Beyond the walls of a fish tank

Bringing a spiritual perspective to daily life

I overheard two clerks in a pet store having a chuckle as they discussed a woman who had just left the store.

The customer had purchased a bigger tank because her fish had outgrown their smaller one. The clerks were amused by the fact that the customer didn't realize that her fish would only grow to the size of the tank and that soon the customer would be back, buying still another even bigger tank.

I didn't know this fact about fish, and, as I listened, I thought back on the tanks I had purchased over the years for the same reason.

The concept of fish growing only as big as the tank allows started me thinking. I saw a parallel between fish growing in a tank of a limited size and the way I sometimes think about myself or my life, within a "tank" of my own.

Thinking based on a material sense of things is, in a sense, confined by walls; one can only grow to the limits of one's thoughts. But spiritual ideas know no borders and admit infinite possibilities.

A passage from "Science and Health with Key to the Scriptures," written by the founder of this newspaper, Mary Baker Eddy, has helped me understand the need to drop human opinions and be more receptive to the spiritual sense of things.

She wrote: "Through all the disciples experienced, they became more spiritual and understood better what the Master had taught. His resurrection was also their resurrection. It helped them to raise themselves and others from spiritual dulness and blind belief in God into the perception of infinite possibilities" (page 34).

Without the "perception of infinite possibilities," we think "in the tank." And in-the-tank thinking leads to in-the-tank living.

For example, for most of my life I thought I would never be able to write. Although I wrote weekly letters to my grandmother for 13 years, I considered that possible only because she loved me and wouldn't notice that I couldn't spell and that my grammar was lacking.

I held tightly to this lowly opinion, which was formed early in my life. I backed it up with a lot of human logic: Only someone with a college education could be published, there was no way I could ever be good enough, I'm a verbal person.

But underneath the limits of my thinking lay a deep desire to write and share with others. For years I prayed about this desire but was afraid to go forward.

Then I was a guest at an amazing retreat in Colorado, attended by some wonderful outreaching thinkers. While listening to some of them discuss metaphysical concepts, it dawned on me that to think that I couldn't do something well was egotistical.

I readily accepted God as the Creator of all that is good in my blossoming world, but somehow I thought of myself as capable of stopping God's goodness from expressing itself through me, when it came to writing.

Who did I think I was that I could stop God's goodness from being expressed, even by me? I had mistakenly considered my position as one of humility when it was just the opposite.

Reasoning that God is the source and the only author of all that is real and good, I accepted the fact that I could tune in to His amazing creative qualities and freely express them even though I had no training and was a grandma. God doesn't know anything about time or limits or training.

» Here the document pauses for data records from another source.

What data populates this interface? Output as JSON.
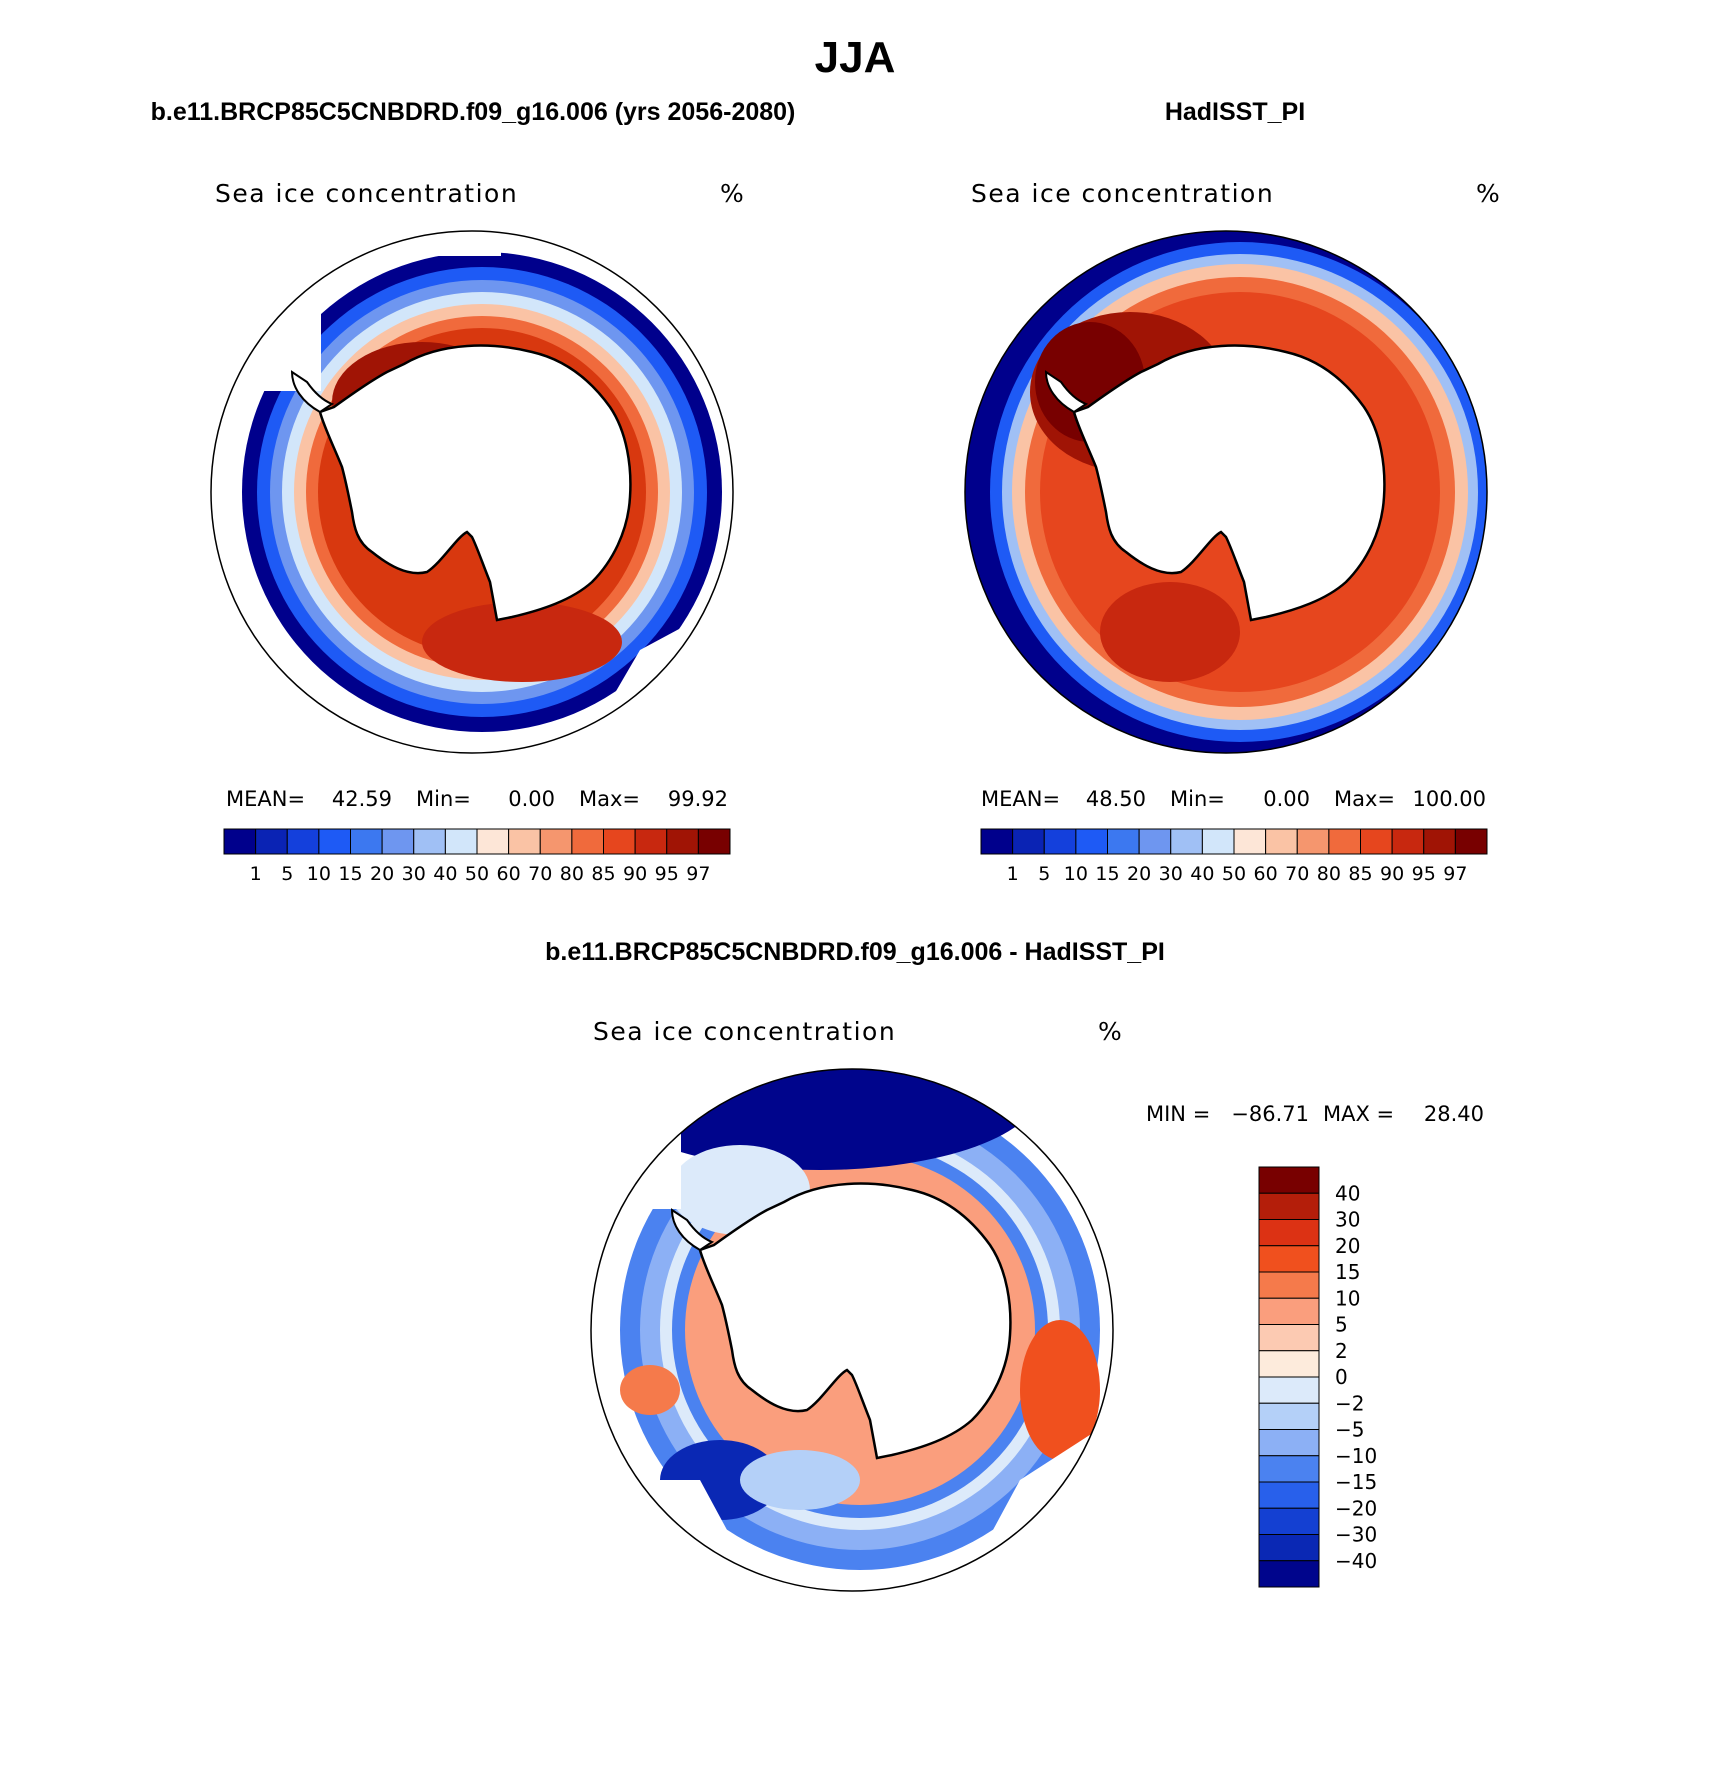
{
  "figure": {
    "title": "JJA",
    "panels": [
      {
        "id": "model",
        "heading": "b.e11.BRCP85C5CNBDRD.f09_g16.006 (yrs 2056-2080)",
        "variable": "Sea ice concentration",
        "units": "%",
        "stats": {
          "mean_label": "MEAN=",
          "mean": "42.59",
          "min_label": "Min=",
          "min": "0.00",
          "max_label": "Max=",
          "max": "99.92"
        }
      },
      {
        "id": "obs",
        "heading": "HadISST_PI",
        "variable": "Sea ice concentration",
        "units": "%",
        "stats": {
          "mean_label": "MEAN=",
          "mean": "48.50",
          "min_label": "Min=",
          "min": "0.00",
          "max_label": "Max=",
          "max": "100.00"
        }
      },
      {
        "id": "diff",
        "heading": "b.e11.BRCP85C5CNBDRD.f09_g16.006 - HadISST_PI",
        "variable": "Sea ice concentration",
        "units": "%",
        "minmax": {
          "min_label": "MIN =",
          "min": "−86.71",
          "max_label": "MAX =",
          "max": "28.40"
        }
      }
    ],
    "abs_colorbar": {
      "labels": [
        "1",
        "5",
        "10",
        "15",
        "20",
        "30",
        "40",
        "50",
        "60",
        "70",
        "80",
        "85",
        "90",
        "95",
        "97"
      ],
      "colors": [
        "#00008c",
        "#0a23b4",
        "#1440dc",
        "#1e5af5",
        "#3c78f0",
        "#6e96f0",
        "#a0c0f5",
        "#d2e6fa",
        "#fde6d7",
        "#fac3a5",
        "#f5966e",
        "#f06a3c",
        "#e6461e",
        "#c8280f",
        "#a01405",
        "#780000"
      ]
    },
    "diff_colorbar": {
      "labels": [
        "40",
        "30",
        "20",
        "15",
        "10",
        "5",
        "2",
        "0",
        "−2",
        "−5",
        "−10",
        "−15",
        "−20",
        "−30",
        "−40"
      ],
      "colors": [
        "#780000",
        "#b41e0a",
        "#dc3214",
        "#f0501e",
        "#f57a4b",
        "#fa9e7d",
        "#fccab2",
        "#fdebdc",
        "#dceafa",
        "#b4d0f8",
        "#8cb0f5",
        "#4b82f0",
        "#2860eb",
        "#1440d2",
        "#0a28b4",
        "#00058c"
      ]
    },
    "land_name": "Antarctica",
    "colors": {
      "land": "#ffffff",
      "coast": "#000000",
      "border": "#000000"
    }
  }
}
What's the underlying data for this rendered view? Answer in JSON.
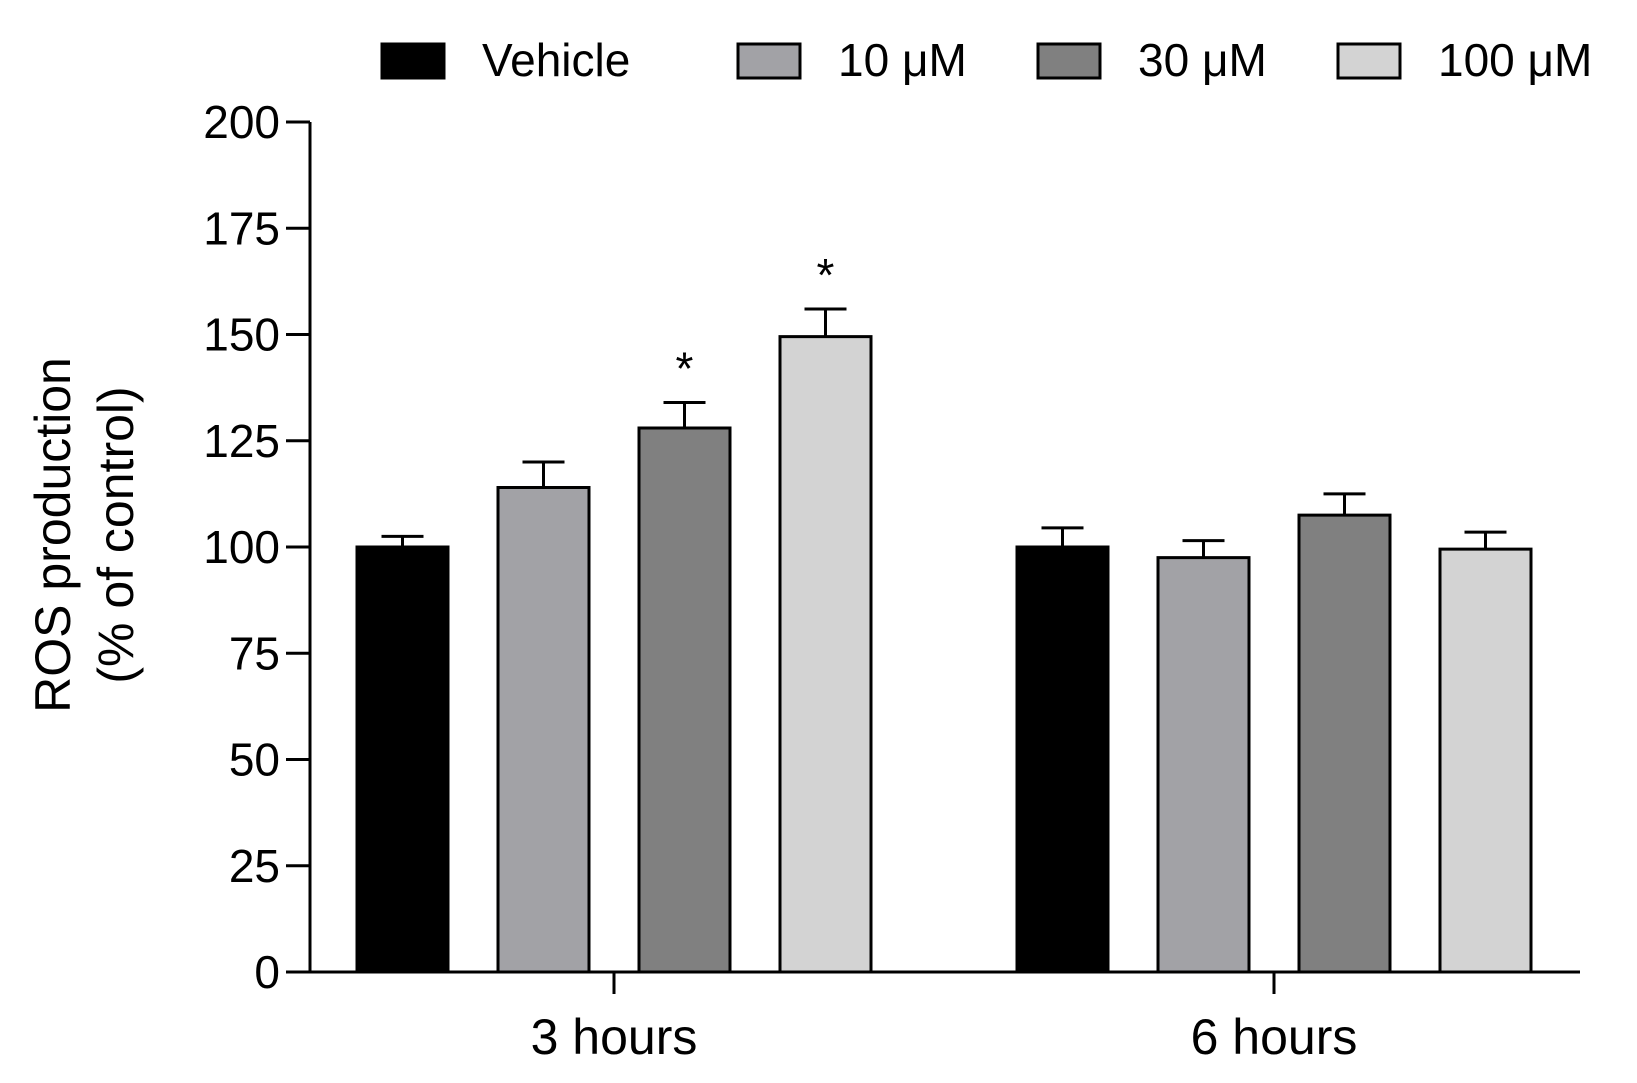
{
  "chart_data": {
    "type": "bar",
    "title": "",
    "xlabel": "",
    "ylabel_line1": "ROS production",
    "ylabel_line2": "(% of control)",
    "ylim": [
      0,
      200
    ],
    "yticks": [
      0,
      25,
      50,
      75,
      100,
      125,
      150,
      175,
      200
    ],
    "categories": [
      "3 hours",
      "6 hours"
    ],
    "legend_position": "top",
    "series": [
      {
        "name": "Vehicle",
        "color": "#000000",
        "values": [
          100,
          100
        ],
        "errors": [
          2.5,
          4.5
        ],
        "significance": [
          "",
          ""
        ]
      },
      {
        "name": "10 μM",
        "color": "#a2a2a6",
        "values": [
          114,
          97.5
        ],
        "errors": [
          6,
          4
        ],
        "significance": [
          "",
          ""
        ]
      },
      {
        "name": "30 μM",
        "color": "#808080",
        "values": [
          128,
          107.5
        ],
        "errors": [
          6,
          5
        ],
        "significance": [
          "*",
          ""
        ]
      },
      {
        "name": "100 μM",
        "color": "#d3d3d3",
        "values": [
          149.5,
          99.5
        ],
        "errors": [
          6.5,
          4
        ],
        "significance": [
          "*",
          ""
        ]
      }
    ]
  }
}
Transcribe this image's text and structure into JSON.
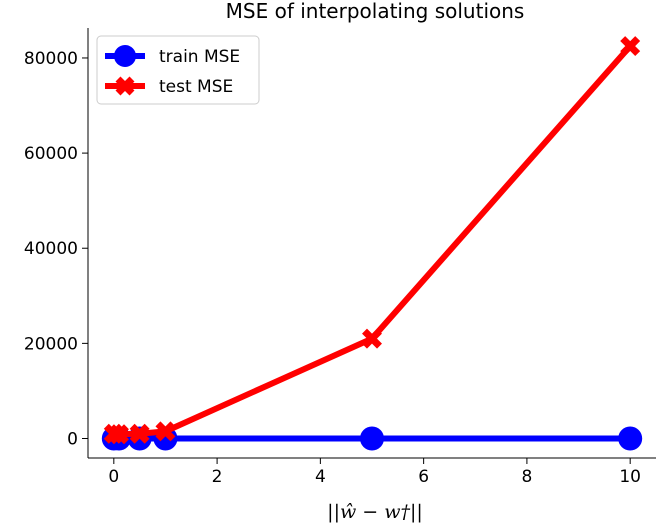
{
  "chart_data": {
    "type": "line",
    "title": "MSE of interpolating solutions",
    "xlabel": "||ŵ − w†||",
    "ylabel": "",
    "xlim": [
      -0.5,
      10.5
    ],
    "ylim": [
      -4100,
      86300
    ],
    "xticks": [
      0,
      2,
      4,
      6,
      8,
      10
    ],
    "yticks": [
      0,
      20000,
      40000,
      60000,
      80000
    ],
    "legend_placement": "top-left",
    "grid": false,
    "series": [
      {
        "name": "train MSE",
        "color": "#0000ff",
        "marker": "circle",
        "x": [
          0,
          0.1,
          0.5,
          1,
          5,
          10
        ],
        "y": [
          0,
          0,
          0,
          0,
          0,
          0
        ]
      },
      {
        "name": "test MSE",
        "color": "#ff0000",
        "marker": "x",
        "x": [
          0,
          0.1,
          0.5,
          1,
          5,
          10
        ],
        "y": [
          1000,
          900,
          1000,
          1500,
          21000,
          82500
        ]
      }
    ]
  }
}
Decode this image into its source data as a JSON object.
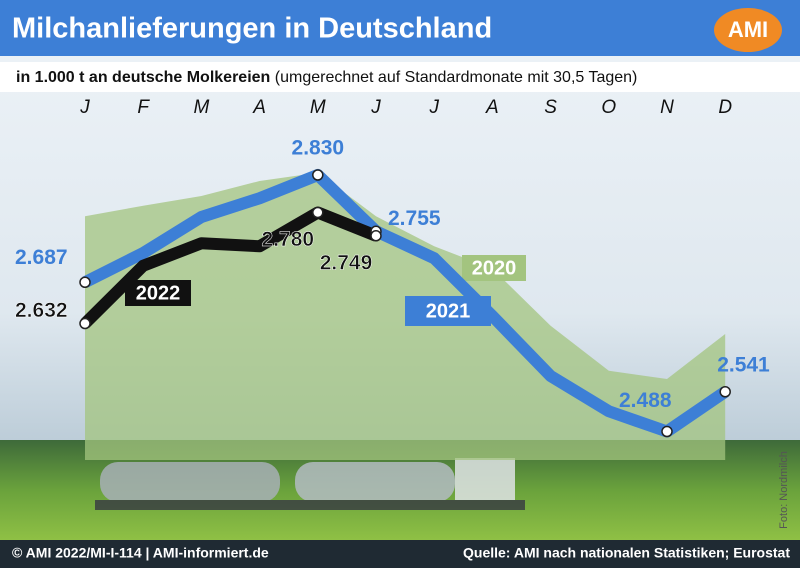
{
  "header": {
    "title": "Milchanlieferungen in Deutschland",
    "logo": "AMI"
  },
  "footer": {
    "left": "© AMI 2022/MI-I-114 | AMI-informiert.de",
    "right": "Quelle: AMI nach nationalen Statistiken; Eurostat",
    "photo": "Foto: Nordmilch"
  },
  "chart_data": {
    "type": "line",
    "subtitle_bold": "in 1.000 t an deutsche Molkereien",
    "subtitle": "(umgerechnet auf Standardmonate mit 30,5 Tagen)",
    "categories": [
      "J",
      "F",
      "M",
      "A",
      "M",
      "J",
      "J",
      "A",
      "S",
      "O",
      "N",
      "D"
    ],
    "ylim": [
      2450,
      2930
    ],
    "series": [
      {
        "name": "2020",
        "color": "#a3c47f",
        "area": true,
        "values": [
          2775,
          2789,
          2802,
          2822,
          2833,
          2775,
          2735,
          2705,
          2629,
          2569,
          2558,
          2618
        ]
      },
      {
        "name": "2021",
        "color": "#3d7fd6",
        "values": [
          2687,
          2726,
          2774,
          2799,
          2830,
          2755,
          2719,
          2642,
          2562,
          2515,
          2488,
          2541
        ],
        "value_labels": [
          "2.687",
          null,
          null,
          null,
          "2.830",
          "2.755",
          null,
          null,
          null,
          null,
          "2.488",
          "2.541"
        ]
      },
      {
        "name": "2022",
        "color": "#111111",
        "values": [
          2632,
          2709,
          2739,
          2735,
          2780,
          2749,
          null,
          null,
          null,
          null,
          null,
          null
        ],
        "value_labels": [
          "2.632",
          null,
          null,
          null,
          "2.780",
          "2.749",
          null,
          null,
          null,
          null,
          null,
          null
        ]
      }
    ]
  }
}
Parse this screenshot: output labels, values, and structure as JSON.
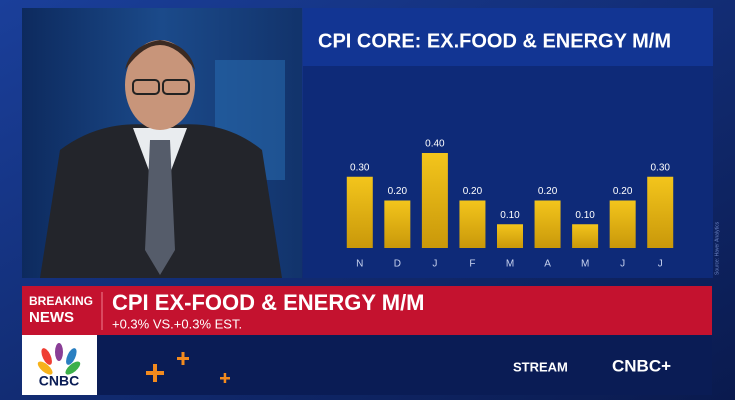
{
  "chart_data": {
    "type": "bar",
    "title": "CPI CORE: EX.FOOD & ENERGY M/M",
    "categories": [
      "N",
      "D",
      "J",
      "F",
      "M",
      "A",
      "M",
      "J",
      "J"
    ],
    "values": [
      0.3,
      0.2,
      0.4,
      0.2,
      0.1,
      0.2,
      0.1,
      0.2,
      0.3
    ],
    "value_labels": [
      "0.30",
      "0.20",
      "0.40",
      "0.20",
      "0.10",
      "0.20",
      "0.10",
      "0.20",
      "0.30"
    ],
    "color": "#e6b412",
    "source": "Source: Haver Analytics"
  },
  "banner": {
    "label_lines": [
      "BREAKING",
      "NEWS"
    ],
    "headline": "CPI EX-FOOD & ENERGY M/M",
    "subline": "+0.3% VS.+0.3% EST."
  },
  "footer": {
    "logo": "CNBC",
    "stream": "STREAM",
    "brand": "CNBC+"
  }
}
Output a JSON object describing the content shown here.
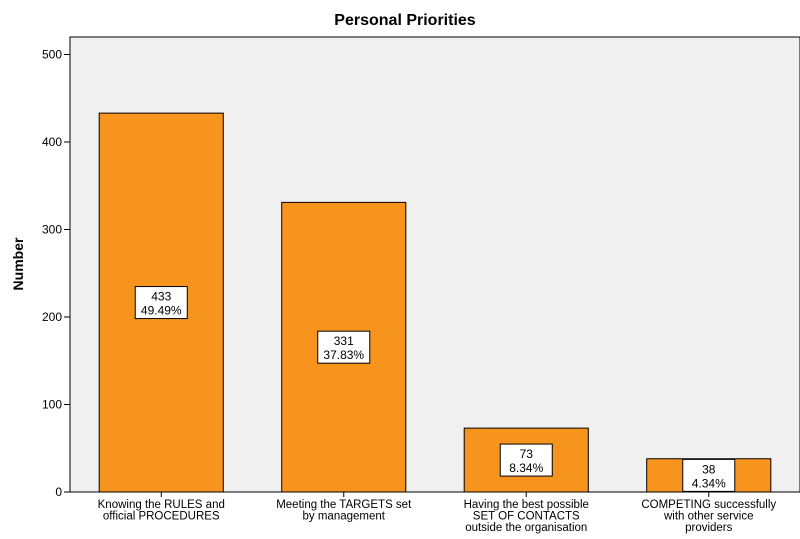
{
  "chart_data": {
    "type": "bar",
    "title": "Personal Priorities",
    "xlabel": "",
    "ylabel": "Number",
    "ylim": [
      0,
      520
    ],
    "yticks": [
      0,
      100,
      200,
      300,
      400,
      500
    ],
    "grid": false,
    "bar_color": "#f7941d",
    "plot_background": "#f0f0f0",
    "categories": [
      [
        "Knowing the RULES and",
        "official PROCEDURES"
      ],
      [
        "Meeting the TARGETS set",
        "by management"
      ],
      [
        "Having the best possible",
        "SET OF CONTACTS",
        "outside the organisation"
      ],
      [
        "COMPETING successfully",
        "with other service",
        "providers"
      ]
    ],
    "values": [
      433,
      331,
      73,
      38
    ],
    "percent_labels": [
      "49.49%",
      "37.83%",
      "8.34%",
      "4.34%"
    ]
  }
}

I could think outside the box of fear and doubt, and listen to and express more of the spiritual ideas always available to everyone at all times. I could be humble enough to be good and know that all that is good is from God.

The ideas and courage began to flow, and I've loved the resulting opportunities and amazing new adventure of writing. The walls of my mental fish tank are now expanding, and there is more unlimited growth with those limits gone.

With God, all things are possible, and because God is everywhere at all times and the source of all good, we are free to express all of His amazing qualities every moment of our lives.